- It is strategic for the U.K. to have a trade deal with the EU given the short- and long-term negative effects of Brexit.
- The deal will allow for tariff-free trade in goods, but there is uncertainty in financial services.
- In our view, Brexit with a trade deal significantly reduces the chances of a rate cut in the near term.
The United Kingdom is the first country to leave the European Union (EU). The split, known as Brexit, has now been finalized, and a trade agreement between the two sides took effect at the start of 2021. We review the key features of the trade agreement and their potential implications for the country’s economy.
A look at Brexit
We expect negative medium- or long-term impact from Brexit on the U.K. via trade and investment channels. As part of the EU, the U.K. economy benefited from European and other international investments over the years. Compared with mainland Europe, the U.K. economy is more dynamic and flexible. In our view, it is easier to start and do business, its tax code is less punitive, and the legal and regulatory systems are more efficient and business friendly. For these reasons, some companies preferred to use the U.K. as a manufacturing and service hub for European clients. We believe that the Brexit referendum may have damaged the attractiveness of the country for some future investments.

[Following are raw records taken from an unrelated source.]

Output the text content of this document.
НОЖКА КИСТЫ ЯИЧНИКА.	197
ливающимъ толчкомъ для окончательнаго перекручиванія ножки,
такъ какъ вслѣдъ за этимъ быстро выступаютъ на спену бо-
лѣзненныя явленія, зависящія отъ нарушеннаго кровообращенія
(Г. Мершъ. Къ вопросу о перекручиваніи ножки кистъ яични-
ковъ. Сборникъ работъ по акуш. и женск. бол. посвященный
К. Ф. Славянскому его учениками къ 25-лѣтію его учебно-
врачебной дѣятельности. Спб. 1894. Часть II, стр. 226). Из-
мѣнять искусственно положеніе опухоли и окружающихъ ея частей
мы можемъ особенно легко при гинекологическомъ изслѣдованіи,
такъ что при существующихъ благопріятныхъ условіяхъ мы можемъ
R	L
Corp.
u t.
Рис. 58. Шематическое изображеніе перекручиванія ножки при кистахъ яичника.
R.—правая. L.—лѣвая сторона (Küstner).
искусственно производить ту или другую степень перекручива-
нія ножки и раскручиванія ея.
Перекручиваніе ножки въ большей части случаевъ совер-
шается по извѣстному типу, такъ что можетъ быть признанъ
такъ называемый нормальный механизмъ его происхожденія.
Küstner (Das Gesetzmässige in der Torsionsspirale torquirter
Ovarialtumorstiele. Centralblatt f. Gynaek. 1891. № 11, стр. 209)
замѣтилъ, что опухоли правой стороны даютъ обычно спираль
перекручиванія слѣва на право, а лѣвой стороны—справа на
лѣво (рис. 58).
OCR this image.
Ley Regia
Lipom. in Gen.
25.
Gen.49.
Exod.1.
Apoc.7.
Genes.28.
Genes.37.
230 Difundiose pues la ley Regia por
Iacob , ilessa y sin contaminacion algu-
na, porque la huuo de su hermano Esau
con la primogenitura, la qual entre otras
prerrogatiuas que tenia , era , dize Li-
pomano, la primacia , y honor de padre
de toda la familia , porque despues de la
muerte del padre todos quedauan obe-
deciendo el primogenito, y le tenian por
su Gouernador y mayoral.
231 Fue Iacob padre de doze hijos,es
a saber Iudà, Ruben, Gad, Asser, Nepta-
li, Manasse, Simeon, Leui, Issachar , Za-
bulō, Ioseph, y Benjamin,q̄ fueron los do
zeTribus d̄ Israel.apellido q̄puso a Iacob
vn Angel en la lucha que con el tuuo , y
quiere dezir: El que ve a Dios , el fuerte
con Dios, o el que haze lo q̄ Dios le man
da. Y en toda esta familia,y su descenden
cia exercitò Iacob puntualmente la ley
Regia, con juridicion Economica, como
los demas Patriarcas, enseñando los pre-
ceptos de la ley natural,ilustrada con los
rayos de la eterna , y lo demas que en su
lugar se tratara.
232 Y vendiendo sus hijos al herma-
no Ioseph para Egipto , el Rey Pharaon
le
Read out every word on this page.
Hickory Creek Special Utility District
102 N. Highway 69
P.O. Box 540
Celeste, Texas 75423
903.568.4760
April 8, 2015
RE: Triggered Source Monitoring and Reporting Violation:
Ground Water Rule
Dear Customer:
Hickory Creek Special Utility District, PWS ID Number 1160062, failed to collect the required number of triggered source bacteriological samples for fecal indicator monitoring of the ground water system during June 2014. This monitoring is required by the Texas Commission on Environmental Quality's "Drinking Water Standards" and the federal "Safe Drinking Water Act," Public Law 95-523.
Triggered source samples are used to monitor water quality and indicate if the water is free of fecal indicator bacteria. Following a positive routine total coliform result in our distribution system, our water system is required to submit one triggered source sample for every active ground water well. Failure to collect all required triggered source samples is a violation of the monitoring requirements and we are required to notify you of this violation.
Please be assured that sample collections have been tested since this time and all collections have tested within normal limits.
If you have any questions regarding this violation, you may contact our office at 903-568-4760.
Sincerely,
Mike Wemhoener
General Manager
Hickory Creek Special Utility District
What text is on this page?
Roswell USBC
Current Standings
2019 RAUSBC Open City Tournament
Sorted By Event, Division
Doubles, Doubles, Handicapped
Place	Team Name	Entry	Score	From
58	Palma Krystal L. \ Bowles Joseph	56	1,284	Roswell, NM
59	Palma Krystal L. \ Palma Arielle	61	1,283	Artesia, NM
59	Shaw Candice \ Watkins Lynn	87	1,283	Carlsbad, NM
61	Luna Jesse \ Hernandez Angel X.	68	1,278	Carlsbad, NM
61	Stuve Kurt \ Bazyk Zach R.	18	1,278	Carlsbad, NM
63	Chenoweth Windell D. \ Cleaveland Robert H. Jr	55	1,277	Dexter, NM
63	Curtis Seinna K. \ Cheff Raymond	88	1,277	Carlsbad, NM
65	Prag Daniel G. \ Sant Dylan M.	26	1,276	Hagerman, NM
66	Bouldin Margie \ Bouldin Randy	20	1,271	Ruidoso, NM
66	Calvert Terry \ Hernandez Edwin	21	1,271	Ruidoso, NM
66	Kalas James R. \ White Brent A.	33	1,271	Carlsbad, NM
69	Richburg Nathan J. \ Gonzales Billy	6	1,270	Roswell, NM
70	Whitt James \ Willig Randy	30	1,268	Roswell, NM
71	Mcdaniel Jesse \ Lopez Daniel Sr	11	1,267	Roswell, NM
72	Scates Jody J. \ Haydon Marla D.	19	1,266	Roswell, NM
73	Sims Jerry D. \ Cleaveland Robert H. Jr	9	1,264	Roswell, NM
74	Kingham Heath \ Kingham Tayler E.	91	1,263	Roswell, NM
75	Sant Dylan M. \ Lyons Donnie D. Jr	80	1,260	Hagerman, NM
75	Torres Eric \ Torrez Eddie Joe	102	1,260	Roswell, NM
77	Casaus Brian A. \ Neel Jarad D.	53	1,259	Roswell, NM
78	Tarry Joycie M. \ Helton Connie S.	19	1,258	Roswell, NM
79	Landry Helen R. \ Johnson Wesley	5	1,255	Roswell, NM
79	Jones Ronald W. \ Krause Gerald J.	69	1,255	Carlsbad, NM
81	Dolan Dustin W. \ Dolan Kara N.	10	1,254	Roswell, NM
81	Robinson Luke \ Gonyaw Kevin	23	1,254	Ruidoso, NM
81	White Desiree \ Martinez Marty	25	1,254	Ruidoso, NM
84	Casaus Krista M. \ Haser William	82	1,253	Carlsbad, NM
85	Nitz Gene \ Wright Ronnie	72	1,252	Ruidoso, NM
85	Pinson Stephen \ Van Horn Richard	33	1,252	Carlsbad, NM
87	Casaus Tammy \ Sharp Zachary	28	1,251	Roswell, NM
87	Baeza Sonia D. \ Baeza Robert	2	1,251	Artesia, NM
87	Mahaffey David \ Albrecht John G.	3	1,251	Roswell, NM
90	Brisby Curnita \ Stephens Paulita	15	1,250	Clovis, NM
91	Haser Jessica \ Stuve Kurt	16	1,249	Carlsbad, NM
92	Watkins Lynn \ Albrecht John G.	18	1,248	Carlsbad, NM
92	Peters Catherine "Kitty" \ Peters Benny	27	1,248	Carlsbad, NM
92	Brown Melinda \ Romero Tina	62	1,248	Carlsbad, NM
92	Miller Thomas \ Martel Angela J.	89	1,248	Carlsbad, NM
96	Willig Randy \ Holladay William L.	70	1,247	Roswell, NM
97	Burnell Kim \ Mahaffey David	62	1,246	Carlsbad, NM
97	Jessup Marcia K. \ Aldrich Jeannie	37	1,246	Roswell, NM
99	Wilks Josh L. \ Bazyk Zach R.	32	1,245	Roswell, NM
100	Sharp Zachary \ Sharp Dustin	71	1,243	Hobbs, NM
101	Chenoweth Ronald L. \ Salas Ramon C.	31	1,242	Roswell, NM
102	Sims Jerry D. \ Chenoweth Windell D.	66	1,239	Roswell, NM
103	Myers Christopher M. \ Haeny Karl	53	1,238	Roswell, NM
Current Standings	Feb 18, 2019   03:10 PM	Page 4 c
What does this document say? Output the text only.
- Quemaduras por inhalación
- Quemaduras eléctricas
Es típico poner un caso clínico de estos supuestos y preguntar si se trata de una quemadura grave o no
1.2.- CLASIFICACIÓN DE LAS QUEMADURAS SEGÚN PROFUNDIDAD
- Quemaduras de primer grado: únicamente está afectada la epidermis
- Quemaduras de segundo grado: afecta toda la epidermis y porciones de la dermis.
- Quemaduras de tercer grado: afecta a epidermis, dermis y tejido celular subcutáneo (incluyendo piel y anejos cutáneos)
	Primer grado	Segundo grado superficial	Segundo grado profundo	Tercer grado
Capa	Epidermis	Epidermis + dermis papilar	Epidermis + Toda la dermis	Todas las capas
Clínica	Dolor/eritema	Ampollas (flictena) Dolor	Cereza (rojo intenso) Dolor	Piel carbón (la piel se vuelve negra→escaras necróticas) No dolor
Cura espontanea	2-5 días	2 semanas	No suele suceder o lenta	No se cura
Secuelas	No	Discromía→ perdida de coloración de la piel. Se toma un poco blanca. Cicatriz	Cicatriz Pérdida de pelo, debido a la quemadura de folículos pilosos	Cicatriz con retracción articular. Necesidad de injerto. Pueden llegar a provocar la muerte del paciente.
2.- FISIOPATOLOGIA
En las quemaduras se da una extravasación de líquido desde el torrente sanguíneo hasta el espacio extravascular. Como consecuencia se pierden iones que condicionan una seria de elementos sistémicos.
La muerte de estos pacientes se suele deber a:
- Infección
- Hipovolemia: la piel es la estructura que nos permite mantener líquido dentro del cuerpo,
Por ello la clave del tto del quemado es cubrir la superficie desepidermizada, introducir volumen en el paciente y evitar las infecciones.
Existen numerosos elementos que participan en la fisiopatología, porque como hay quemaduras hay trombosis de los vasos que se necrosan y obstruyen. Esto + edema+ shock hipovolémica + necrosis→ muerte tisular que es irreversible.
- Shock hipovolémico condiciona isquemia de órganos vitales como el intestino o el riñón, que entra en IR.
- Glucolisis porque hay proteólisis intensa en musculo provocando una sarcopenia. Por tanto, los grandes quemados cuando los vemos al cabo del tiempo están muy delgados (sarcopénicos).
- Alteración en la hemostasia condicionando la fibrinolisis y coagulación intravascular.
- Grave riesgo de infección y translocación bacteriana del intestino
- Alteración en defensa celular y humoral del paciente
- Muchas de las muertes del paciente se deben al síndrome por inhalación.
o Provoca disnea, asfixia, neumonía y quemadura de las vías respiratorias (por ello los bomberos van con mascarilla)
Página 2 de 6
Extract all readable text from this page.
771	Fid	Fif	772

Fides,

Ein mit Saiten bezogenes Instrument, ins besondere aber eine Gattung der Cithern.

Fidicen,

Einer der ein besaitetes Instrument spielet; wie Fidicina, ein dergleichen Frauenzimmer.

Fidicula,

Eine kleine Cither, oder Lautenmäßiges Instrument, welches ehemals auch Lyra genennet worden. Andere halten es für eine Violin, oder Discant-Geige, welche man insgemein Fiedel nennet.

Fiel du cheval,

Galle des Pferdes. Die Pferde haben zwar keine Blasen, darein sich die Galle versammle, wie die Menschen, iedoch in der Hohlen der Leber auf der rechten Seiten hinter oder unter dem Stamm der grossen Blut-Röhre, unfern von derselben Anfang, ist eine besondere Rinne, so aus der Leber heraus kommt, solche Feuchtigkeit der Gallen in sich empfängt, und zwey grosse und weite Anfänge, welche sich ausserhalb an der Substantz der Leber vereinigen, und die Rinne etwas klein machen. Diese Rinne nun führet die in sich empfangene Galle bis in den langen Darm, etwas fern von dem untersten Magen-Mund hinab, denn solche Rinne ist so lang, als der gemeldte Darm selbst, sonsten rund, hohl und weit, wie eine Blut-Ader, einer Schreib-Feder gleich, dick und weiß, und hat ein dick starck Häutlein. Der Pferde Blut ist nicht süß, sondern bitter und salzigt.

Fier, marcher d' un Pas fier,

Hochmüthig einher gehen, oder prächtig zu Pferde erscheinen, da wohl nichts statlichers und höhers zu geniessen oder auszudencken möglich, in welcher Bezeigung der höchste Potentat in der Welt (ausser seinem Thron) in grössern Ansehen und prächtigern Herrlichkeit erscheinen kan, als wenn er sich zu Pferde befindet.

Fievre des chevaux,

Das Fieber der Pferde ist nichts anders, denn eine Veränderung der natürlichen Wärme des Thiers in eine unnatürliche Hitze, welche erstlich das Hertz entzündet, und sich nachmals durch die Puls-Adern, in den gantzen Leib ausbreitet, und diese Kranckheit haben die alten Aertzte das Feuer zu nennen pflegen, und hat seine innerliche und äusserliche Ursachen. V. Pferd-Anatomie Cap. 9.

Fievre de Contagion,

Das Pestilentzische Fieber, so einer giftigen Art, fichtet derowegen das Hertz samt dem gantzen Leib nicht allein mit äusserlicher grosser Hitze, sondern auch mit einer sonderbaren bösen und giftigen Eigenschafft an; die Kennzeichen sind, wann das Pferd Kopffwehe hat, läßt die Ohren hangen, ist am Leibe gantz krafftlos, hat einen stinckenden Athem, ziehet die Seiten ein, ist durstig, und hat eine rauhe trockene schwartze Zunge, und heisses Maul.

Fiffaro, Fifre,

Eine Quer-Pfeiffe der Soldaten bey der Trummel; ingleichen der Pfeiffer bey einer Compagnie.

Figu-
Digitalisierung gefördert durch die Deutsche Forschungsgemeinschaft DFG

The Brexit referendum may have damaged the attractiveness of the country for some future investments.
If a company’s business model is becoming less attractive due to Brexit, the firm would not likely invest in the U.K. even though it may choose not to reverse the initial investment. We would expect this process to be a slow bleed on the U.K.’s balance of payments and weigh on its growth potential by reducing aggregate spending and employment, all else being equal. A trade deal partially addresses this problem since businesses may maintain their production facilities or even increase their size as long as goods can flow freely across the borders.
Benefits of a trade agreement
Businesses are likely to attach higher risk to investing in the country when there is more uncertainty about the future. Given these near- and longer-term negative effects of Brexit, it was advantageous to have a free trade agreement with the EU.
The U.K.-EU Trade and Cooperation Agreement (TCA) is more than a trade deal. It is a first for establishing common standards in business subsidies, labor rights, law enforcement, digital trade, data exchange, and other areas. These provisions were put in place to address the sticking points during the negotiation process. However, they have potential to limit both sides’ flexibility.
The agreement allows for tariff- and quota-free trade in goods traded bilaterally between the U.K. and the EU. It sets out thresholds on the proportion of non-U.K. or non-EU inputs used in the production to qualify for tariff preferences. There are also product standards. All goods entering the EU will have to meet the organization’s standards, and vice versa. Still, businesses will face border checks and customs declarations. We expect that there will be some bottlenecks near the borders over the near term.
The trade deal is in goods but not in services. Although the deal provides market access for services that goes beyond standard World Trade Organization commitments, U.K. service providers will lose their automatic right to offer services in the EU. The deal does not include any provisions relating to equivalence in financial services. U.K. financial service firms will be deprived of the passporting rights that allowed them to offer their services across the bloc. They have to establish a base in the EU.
Securing a trade deal on goods, while leaving out more competitive services, limits the damage on the government’s balance of payments.
The U.K. is a serviced-based economy. Although the U.K. doesn’t have any comparative advantage in goods, it does have some in services. The country contributes to price setting. Therefore, we do not expect the services business to be affected as severely as feared. Securing a trade deal on goods, while leaving out more competitive services, limits the damage on the government’s balance of payments. The trade balance has a deficit in goods but a surplus in services.
Central bank interest-rate policy
While it might be tempting to conclude that Brexit is over, the relationship with the EU will probably evolve over time. Some of the items that are not part of the TCA can be negotiated later. Unexpected or undesirable consequences of the agreement can also arise.
The deal mitigates some of the immediate economic costs of leaving the EU. That should reduce the likelihood that the Bank of England will cut the bank rate to negative in the near term. However, its main trade partner has a negative-interest-rate policy, so the BoE is likely to keep negative rates in its toolkit.